Зареница стояла под струями, не чувствуя ни холода, ни страха. Ее промокшие одежды прилипли к телу, седая прядь волос приклеилась к щеке. Она подняла лицо к неистовому небу, вбирая в себя всю ярость стихии. Ее собственная сила, обычно тихая и целительная, теперь клокотала внутри, заряжаясь этой яростью, становясь острее, жестче, оборонительнее.
Они не отступят. Они видели в ней ключ, сосуд, ниву. Они не видели в ней человека.
«Что же…» – подумала она, сжимая кулаки, в которых потрескивали невидимые молнии. «Если они хотят видеть во мне силу природы… пусть увидят бурю».
ГЛАВА 4: ОБРЯД
За окном буйствовала стихия. Летняя гроза, пришедшая на смену душному дню, не принесла облегчения. Раскаты грома, густые и тяжелые, будто каменные колеса, перекатывались по небу. Слепящие молнии на мгновение выхватывали из тьмы скрипящие, мечущиеся ветви елей, а затем все снова проваливалось в багровый сумрак. Дождь не стучал, а бил в стену и оконце сплошным потоком, словно пытаясь смыть сторожку с лица земли.
Зареница ворочалась на постели из шкур. Сон не шел.

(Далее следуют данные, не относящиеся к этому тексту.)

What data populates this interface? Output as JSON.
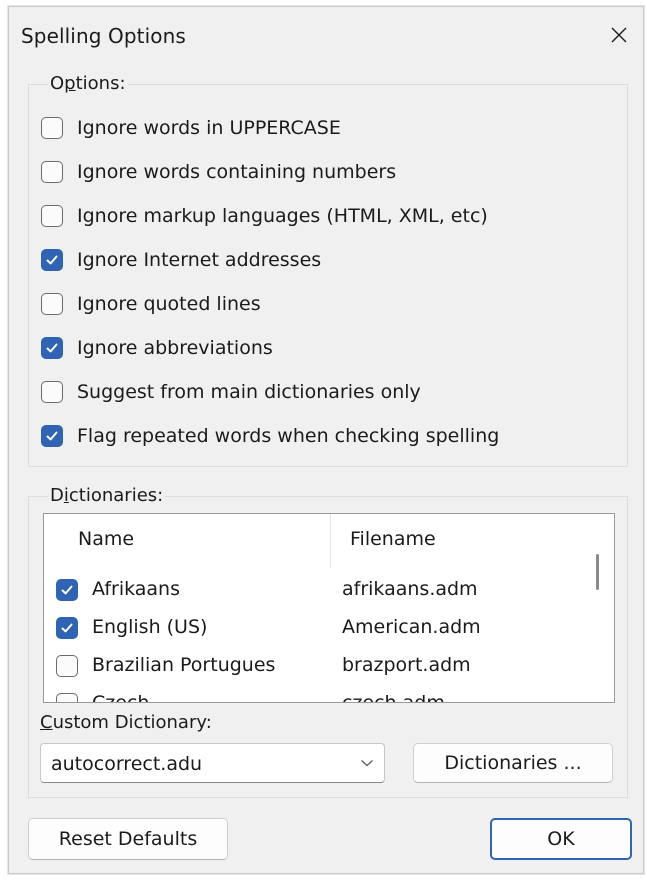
{
  "window": {
    "title": "Spelling Options"
  },
  "options": {
    "group_label_pre": "O",
    "group_label_mn": "p",
    "group_label_post": "tions:",
    "items": [
      {
        "label": "Ignore words in UPPERCASE",
        "checked": false
      },
      {
        "label": "Ignore words containing numbers",
        "checked": false
      },
      {
        "label": "Ignore markup languages (HTML, XML, etc)",
        "checked": false
      },
      {
        "label": "Ignore Internet addresses",
        "checked": true
      },
      {
        "label": "Ignore quoted lines",
        "checked": false
      },
      {
        "label": "Ignore abbreviations",
        "checked": true
      },
      {
        "label": "Suggest from main dictionaries only",
        "checked": false
      },
      {
        "label": "Flag repeated words when checking spelling",
        "checked": true
      }
    ]
  },
  "dictionaries": {
    "group_label_pre": "D",
    "group_label_mn": "i",
    "group_label_post": "ctionaries:",
    "columns": {
      "name": "Name",
      "filename": "Filename"
    },
    "rows": [
      {
        "name": "Afrikaans",
        "file": "afrikaans.adm",
        "checked": true
      },
      {
        "name": "English (US)",
        "file": "American.adm",
        "checked": true
      },
      {
        "name": "Brazilian Portugues",
        "file": "brazport.adm",
        "checked": false
      },
      {
        "name": "Czech",
        "file": "czech.adm",
        "checked": false
      }
    ]
  },
  "custom_dictionary": {
    "label_mn": "C",
    "label_post": "ustom Dictionary:",
    "value": "autocorrect.adu"
  },
  "buttons": {
    "dictionaries": "Dictionaries ...",
    "reset": "Reset Defaults",
    "ok": "OK"
  },
  "colors": {
    "accent": "#2f64b4",
    "dialog_bg": "#f0f0f0"
  },
  "icons": {
    "close": "close-icon",
    "check": "checkmark-icon",
    "dropdown": "chevron-down-icon"
  }
}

Под вой ветра и грохот грома в ушах звенел ровный, мертвый голос Ставра:
«Горько жаль. Ты выбираешь тлен одиночества…»
Она куталась в одеяло, но холод пробирал изнутри. Она знала – он придет. Не сегодня-завтра. Его нельзя было купить, уговорить или напугать. Он был как закон природы – неумолимый и безликий.
«Он не посмеет сам… – лихорадочно думала она, вжимаясь в подушки. – Не та вера у них, не та магия. И среди деревенских… вряд ли найдется такой…»
Но тут же в памяти всплыли окаменевшие лица старейшин, полные не страха и не злобы, а того самого бездушного долга. Они не были людьми в такие моменты. Они были инструментом. А для ритуала инструментом могло стать что угодно – и камень, и зверь, и человек. Она молила силу леса, шептала имена ветра и деревьев, пыталась дотянуться до спящего сознания Медведя, чувствуя, как его сны становятся все чернее и беспокойнее. Ей оставалось только верить, что ее связь с этим местом, ее воля станут щитом.
И этот щит треснул в ту же секунду.
Удар в дверь прозвучал не сквозь грохот грома, а внутри него, в краткий миг затишья между раскатами. Глухой, сконцентрированный, деревянный. Не просьба, не требование – начало уничтожения.
Зареница вскочила, сердце прыгнуло в горло, совпав с новым ударом молнии. Дверь вздрогнула, из щелей посыпалась труха. Она метнулась к тяжелому засову, но третий удар – и массивная щеколда с треском лопнула, сорвавшись с петель. Дверь с грохотом, заглушаемым ревом ветра, распахнулась.
На пороге, залитые струями ливня, стояли трое. Молодые, крепкие, с лицами, окаменевшими в выражении долга. В их глазах не было злобы, лишь пустота, страшнее любой ненависти. Ветер ворвался в избу, задувая огонь в камельке и швыряя по стенам берестяные туеса.